I was so relieved when I left, but I was also sad because I thought I'd never know what it would be like to be with someone who really cared.

bejeezus · 09/05/2011 21:40

my experience of financial abuse;

we have increased our mortgage twice- first time to fund him starting his own business; he put in no effort and it collapsed because I was unable to run it as I was working full time myself. Second time, mortgage increased to pay off debts I had run up paying bills because he drank all that he earned and some of what I earned.

I earn twice what he earns so he gives me less than half the household bills. But he refuses to pay a fair share, leaving himself with plenty of disposable income for weekends out and new clothes etc- whilst I am left with literally NO disposable income, again funding kids clothes/ school trip/ any fun whatsoever with credit.

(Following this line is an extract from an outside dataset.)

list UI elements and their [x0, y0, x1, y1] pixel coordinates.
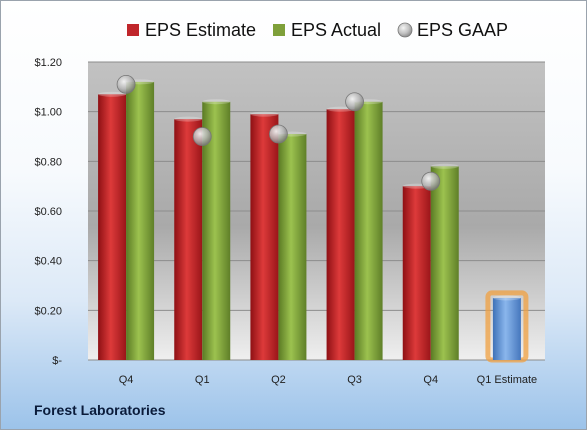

If he was ever to spend time with us as a family on days out/ holidays- i had to pay for him as he 'couldnt afford it'. Which I did so the kids could spend time with him- not ANY MORE

Borrowed money off my credit card with agreement to pay back monthly. Refuses to pay it back and said I never said he had to pay it back. Apparently I said I would borrow more on the mortgage Hmm

millie30 · 09/05/2011 21:41

Macdoodle, I can relate to not wanting to go home. When I had my baby I asked the hospital not to discharge me, but they said that there was no reason for me to stay any longer and they needed the bed.